"Ora giocherò a Bastad, poi mi preparerò una settimana per le Olimpiadi di Londra. A seguire, dato che ci sono, punterò alla qualificazione al Masters di fine anno riservato alle migliori otto giocatrici della classifica mondiale. E’ un obiettivo difficile da centrare; ma farò il massimo per raggiungerlo".
Parole e musica di Sara Errani che, dopo la vittoria nel torneo di Palermo, è già nella storia del tennis italiano. La romagnola è infatti la prima giocatrice nostrana a vincere 4 tornei WTA in una sola stagione... e siamo solo a luglio.
La Errani sta vivendo senza ombra di dubbio il miglior anno della sua carriera e la dimostrazione è nel ranking WTA. A fine 2011, Sarita, come la chiamano a Valencia dove ormai si allena e vive da tempo, era la numero 45 al mondo; oggi è la numero 9. Puntare al Masters sembra più che mai la naturale conseguenza dei risultati raggiunti.
La Errani ha iniziato il suo anno alla grande con i quarti all'Australian Open, la vittoria ad Acapulco, la vittoria a Barcellona, quella a Budapest, e l'incredibile finale di Parigi contro Maria Sharapova, prima appunto dell'ultimo successo a Palermo. Fondamentale per la scalata della romagnola è stato però il cambio di racchetta. Come lei stesso ha più volte dichiarato, passando a una Babolat leggermente più lunga, la 25enne è riuscita ad ottenere "maggiore sicurezza nei colpi e imprimere più potenza".

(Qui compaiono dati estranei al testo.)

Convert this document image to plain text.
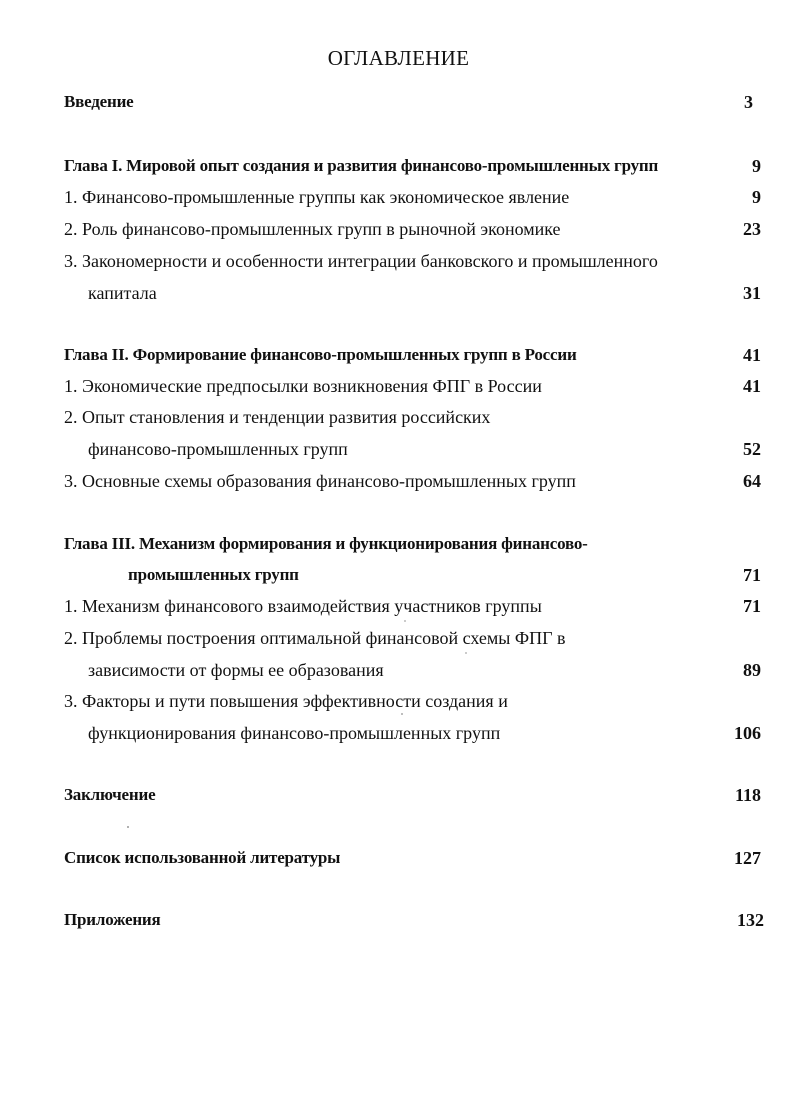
ОГЛАВЛЕНИЕ
Введение	3
Глава I. Мировой опыт создания и развития финансово-промышленных групп	9
1. Финансово-промышленные группы как экономическое явление	9
2. Роль финансово-промышленных групп в рыночной экономике	23
3. Закономерности и особенности интеграции банковского и промышленного
капитала	31
Глава II. Формирование финансово-промышленных групп в России	41
1. Экономические предпосылки возникновения ФПГ в России	41
2. Опыт становления и тенденции развития российских
финансово-промышленных групп	52
3. Основные схемы образования финансово-промышленных групп	64
Глава III. Механизм формирования и функционирования финансово-
промышленных групп	71
1. Механизм финансового взаимодействия участников группы	71
2. Проблемы построения оптимальной финансовой схемы ФПГ в
зависимости от формы ее образования	89
3. Факторы и пути повышения эффективности создания и
функционирования финансово-промышленных групп	106
Заключение	118
Список использованной литературы	127
Приложения	132
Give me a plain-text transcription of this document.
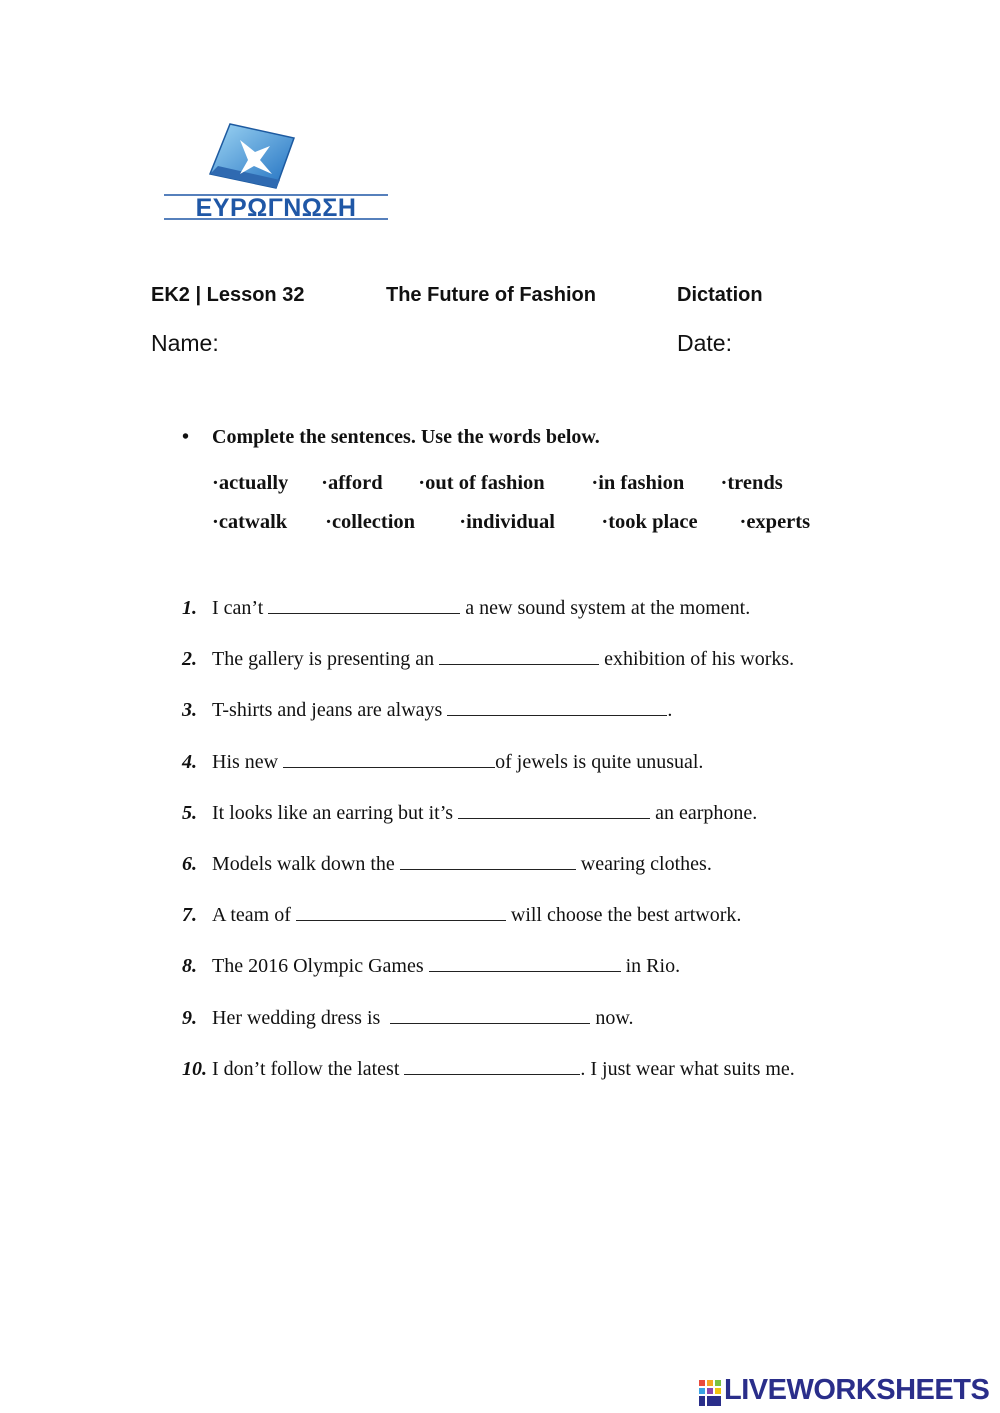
ΕΥΡΩΓΝΩΣΗ
EK2 | Lesson 32	The Future of Fashion	Dictation
Name:	Date:
• Complete the sentences. Use the words below.
·actually ·afford ·out of fashion ·in fashion ·trends
·catwalk ·collection ·individual ·took place ·experts
1. I can’t	a new sound system at the moment.
2. The gallery is presenting an	exhibition of his works.
3. T-shirts and jeans are always	.
4. His new	of jewels is quite unusual.
5. It looks like an earring but it’s	an earphone.
6. Models walk down the	wearing clothes.
7. A team of	will choose the best artwork.
8. The 2016 Olympic Games	in Rio.
9. Her wedding dress is	now.
10. I don’t follow the latest	. I just wear what suits me.
LIVEWORKSHEETS
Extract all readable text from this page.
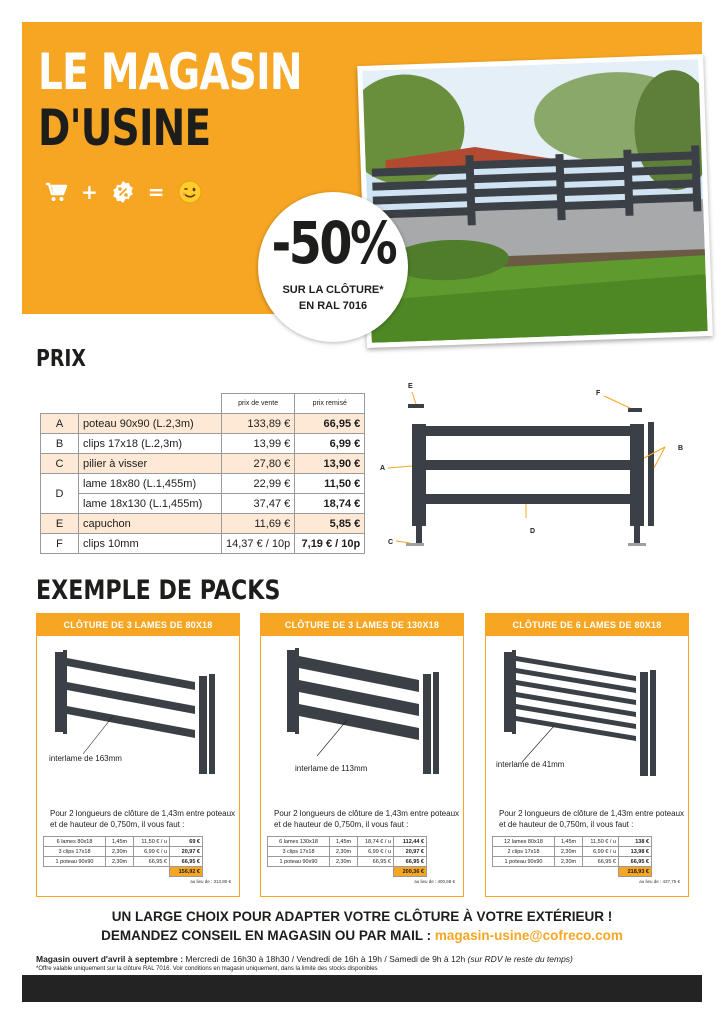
LE MAGASIN
D'USINE
+	=
-50%
SUR LA CLÔTURE*
EN RAL 7016
PRIX
		prix de vente	prix remisé
A	poteau 90x90 (L.2,3m)	133,89 €	66,95 €
B	clips 17x18 (L.2,3m)	13,99 €	6,99 €
C	pilier à visser	27,80 €	13,90 €
D	lame 18x80 (L.1,455m)	22,99 €	11,50 €
	lame 18x130 (L.1,455m)	37,47 €	18,74 €
E	capuchon	11,69 €	5,85 €
F	clips 10mm	14,37 € / 10p	7,19 € / 10p
A
B
C
D
E
F
EXEMPLE DE PACKS
CLÔTURE DE 3 LAMES DE 80X18
interlame de 163mm
Pour 2 longueurs de clôture de 1,43m entre poteaux et de hauteur de 0,750m, il vous faut :
6 lames 80x18	1,45m	11,50 € / u	69 €
3 clips 17x18	2,30m	6,99 € / u	20,97 €
1 poteau 90x90	2,30m	66,95 €	66,95 €
			156,92 €
au lieu de : 313,80 €
CLÔTURE DE 3 LAMES DE 130X18
interlame de 113mm
Pour 2 longueurs de clôture de 1,43m entre poteaux et de hauteur de 0,750m, il vous faut :
6 lames 130x18	1,45m	18,74 € / u	112,44 €
3 clips 17x18	2,30m	6,99 € / u	20,97 €
1 poteau 90x90	2,30m	66,95 €	66,95 €
			200,36 €
au lieu de : 400,68 €
CLÔTURE DE 6 LAMES DE 80X18
interlame de 41mm
Pour 2 longueurs de clôture de 1,43m entre poteaux et de hauteur de 0,750m, il vous faut :
12 lames 80x18	1,45m	11,50 € / u	138 €
2 clips 17x18	2,30m	6,99 € / u	13,98 €
1 poteau 90x90	2,30m	66,95 €	66,95 €
			218,93 €
au lieu de : 437,75 €
UN LARGE CHOIX POUR ADAPTER VOTRE CLÔTURE À VOTRE EXTÉRIEUR !
DEMANDEZ CONSEIL EN MAGASIN OU PAR MAIL : magasin-usine@cofreco.com
Magasin ouvert d'avril à septembre : Mercredi de 16h30 à 18h30 / Vendredi de 16h à 19h / Samedi de 9h à 12h (sur RDV le reste du temps)
*Offre valable uniquement sur la clôture RAL 7016. Voir conditions en magasin uniquement, dans la limite des stocks disponibles
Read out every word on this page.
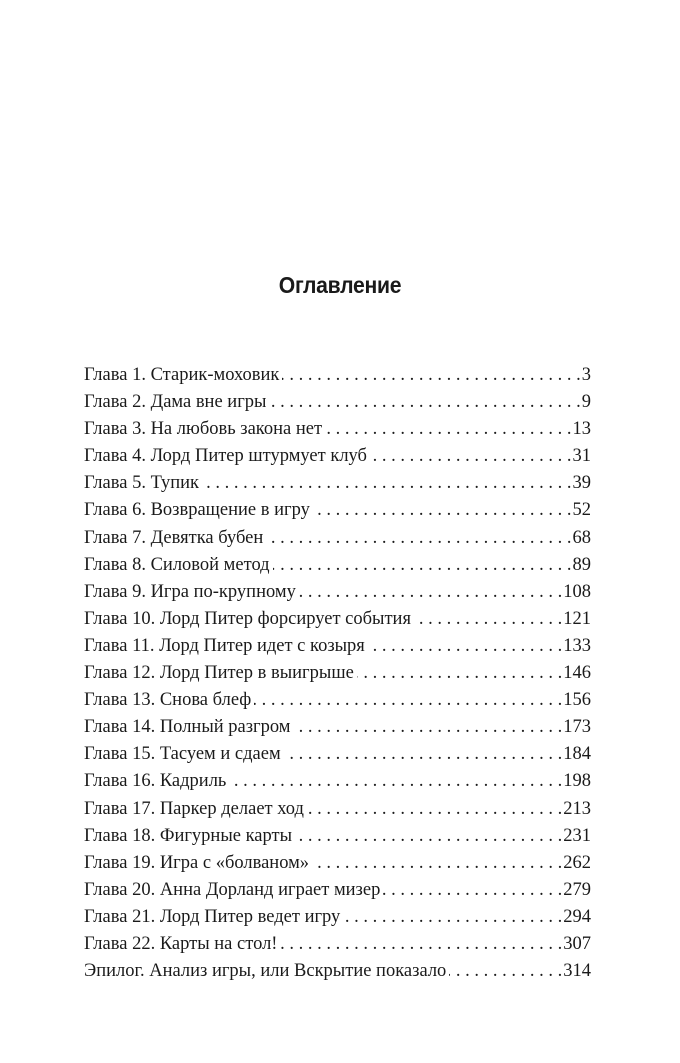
Оглавление
Глава 1. Старик-моховик . . .	3
Глава 2. Дама вне игры . . .	9
Глава 3. На любовь закона нет . . .	13
Глава 4. Лорд Питер штурмует клуб . . .	31
Глава 5. Тупик . . .	39
Глава 6. Возвращение в игру . . .	52
Глава 7. Девятка бубен . . .	68
Глава 8. Силовой метод . . .	89
Глава 9. Игра по-крупному . . .	108
Глава 10. Лорд Питер форсирует события . . .	121
Глава 11. Лорд Питер идет с козыря . . .	133
Глава 12. Лорд Питер в выигрыше . . .	146
Глава 13. Снова блеф . . .	156
Глава 14. Полный разгром . . .	173
Глава 15. Тасуем и сдаем . . .	184
Глава 16. Кадриль . . .	198
Глава 17. Паркер делает ход . . .	213
Глава 18. Фигурные карты . . .	231
Глава 19. Игра с «болваном» . . .	262
Глава 20. Анна Дорланд играет мизер . . .	279
Глава 21. Лорд Питер ведет игру . . .	294
Глава 22. Карты на стол! . . .	307
Эпилог. Анализ игры, или Вскрытие показало . . .	314
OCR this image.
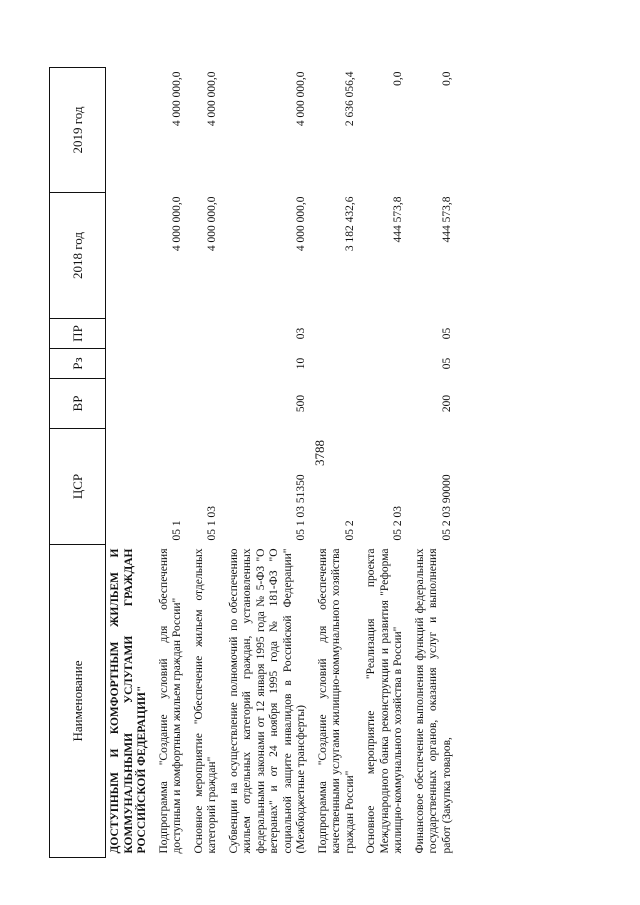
3788
Наименование	ЦСР	ВР	Рз	ПР	2018 год	2019 год
ДОСТУПНЫМ И КОМФОРТНЫМ ЖИЛЬЕМ И КОММУНАЛЬНЫМИ УСЛУГАМИ ГРАЖДАН РОССИЙСКОЙ ФЕДЕРАЦИИ"						
Подпрограмма "Создание условий для обеспечения доступным и комфортным жильем граждан России"	05 1				4 000 000,0	4 000 000,0
Основное мероприятие "Обеспечение жильем отдельных категорий граждан"	05 1 03				4 000 000,0	4 000 000,0
Субвенции на осуществление полномочий по обеспечению жильем отдельных категорий граждан, установленных федеральными законами от 12 января 1995 года № 5-ФЗ "О ветеранах" и от 24 ноября 1995 года № 181-ФЗ "О социальной защите инвалидов в Российской Федерации" (Межбюджетные трансферты)	05 1 03 51350	500	10	03	4 000 000,0	4 000 000,0
Подпрограмма "Создание условий для обеспечения качественными услугами жилищно-коммунального хозяйства граждан России"	05 2				3 182 432,6	2 636 056,4
Основное мероприятие "Реализация проекта Международного банка реконструкции и развития "Реформа жилищно-коммунального хозяйства в России"	05 2 03				444 573,8	0,0
Финансовое обеспечение выполнения функций федеральных государственных органов, оказания услуг и выполнения работ (Закупка товаров,	05 2 03 90000	200	05	05	444 573,8	0,0
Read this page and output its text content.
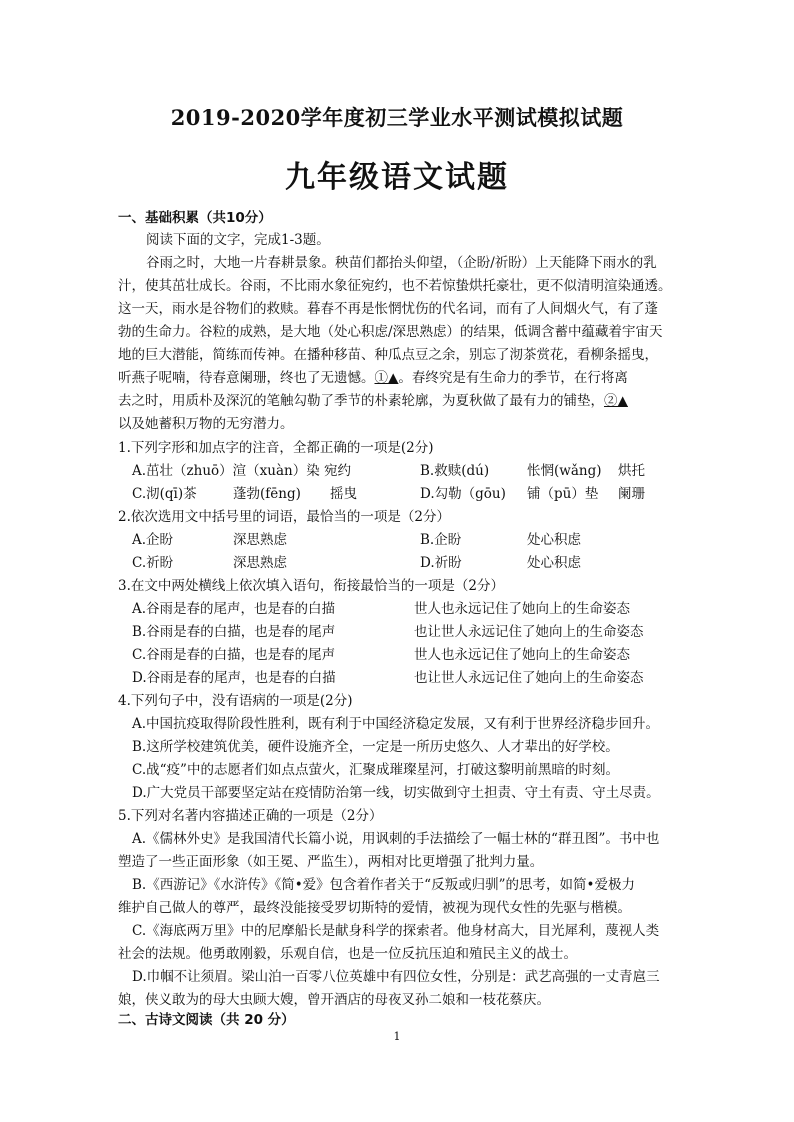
2019-2020学年度初三学业水平测试模拟试题
九年级语文试题
一、基础积累（共10分）
阅读下面的文字，完成1-3题。
谷雨之时，大地一片春耕景象。秧苗们都抬头仰望，（企盼/祈盼）上天能降下雨水的乳
汁，使其茁壮成长。谷雨，不比雨水象征宛约，也不若惊蛰烘托豪壮，更不似清明渲染通透。
这一天，雨水是谷物们的救赎。暮春不再是怅惘忧伤的代名词，而有了人间烟火气，有了蓬
勃的生命力。谷粒的成熟，是大地（处心积虑/深思熟虑）的结果，低调含蓄中蕴藏着宇宙天
地的巨大潜能，简练而传神。在播种移苗、种瓜点豆之余，别忘了沏茶赏花，看柳条摇曳，
听燕子呢喃，待春意阑珊，终也了无遗憾。①▲。春终究是有生命力的季节，在行将离
去之时，用质朴及深沉的笔触勾勒了季节的朴素轮廓，为夏秋做了最有力的铺垫，②▲
以及她蓄积万物的无穷潜力。
1.下列字形和加点字的注音，全都正确的一项是(2分)
A.茁壮（zhuō）渲（xuàn）染 宛约	B.救赎(dú)	怅惘(wǎng) 烘托
C.沏(qī)茶	蓬勃(fēng) 摇曳	D.勾勒（gōu) 铺（pū）垫 阑珊
2.依次选用文中括号里的词语，最恰当的一项是（2分）
A.企盼	深思熟虑	B.企盼	处心积虑
C.祈盼	深思熟虑	D.祈盼	处心积虑
3.在文中两处横线上依次填入语句，衔接最恰当的一项是（2分）
A.谷雨是春的尾声，也是春的白描	世人也永远记住了她向上的生命姿态
B.谷雨是春的白描，也是春的尾声	也让世人永远记住了她向上的生命姿态
C.谷雨是春的白描，也是春的尾声	世人也永远记住了她向上的生命姿态
D.谷雨是春的尾声，也是春的白描	也让世人永远记住了她向上的生命姿态
4.下列句子中，没有语病的一项是(2分)
A.中国抗疫取得阶段性胜利，既有利于中国经济稳定发展，又有利于世界经济稳步回升。
B.这所学校建筑优美，硬件设施齐全，一定是一所历史悠久、人才辈出的好学校。
C.战“疫”中的志愿者们如点点萤火，汇聚成璀璨星河，打破这黎明前黑暗的时刻。
D.广大党员干部要坚定站在疫情防治第一线，切实做到守土担责、守土有责、守土尽责。
5.下列对名著内容描述正确的一项是（2分）
A.《儒林外史》是我国清代长篇小说，用讽刺的手法描绘了一幅士林的“群丑图”。书中也
塑造了一些正面形象（如王冕、严监生），两相对比更增强了批判力量。
B.《西游记》《水浒传》《简•爱》包含着作者关于“反叛或归驯”的思考，如简•爱极力
维护自己做人的尊严，最终没能接受罗切斯特的爱情，被视为现代女性的先驱与楷模。
C.《海底两万里》中的尼摩船长是献身科学的探索者。他身材高大，目光犀利，蔑视人类
社会的法规。他勇敢刚毅，乐观自信，也是一位反抗压迫和殖民主义的战士。
D.巾帼不让须眉。梁山泊一百零八位英雄中有四位女性，分别是：武艺高强的一丈青扈三
娘，侠义敢为的母大虫顾大嫂，曾开酒店的母夜叉孙二娘和一枝花蔡庆。
二、古诗文阅读（共 20 分）
1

Non solo questo però. In inverno la romagnola ha lavorato tantissimo sul piano fisico e sulla resistenza. E questo si è visto, soprattutto al Roland Garros, dove è riuscita a raggiungere la finale sia nel singolare che nel doppio, sfiorando un'impresa - la doppia vittoria - riuscita l'ultima volta a Parigi più di 10 anni fa soltanto a Mary Pierce.
Adesso, appunto, l'Olimpiade. La Errani giocherà 3 prove su 3: il singolare, il doppio con la Vinci - qui la medaglia è più che mai possibile -, e il doppio misto con Fabio Fognini. Il torneo olimpico regala punti WTA... e per la scalata all'ottavo posto perché non cominciare proprio da lì?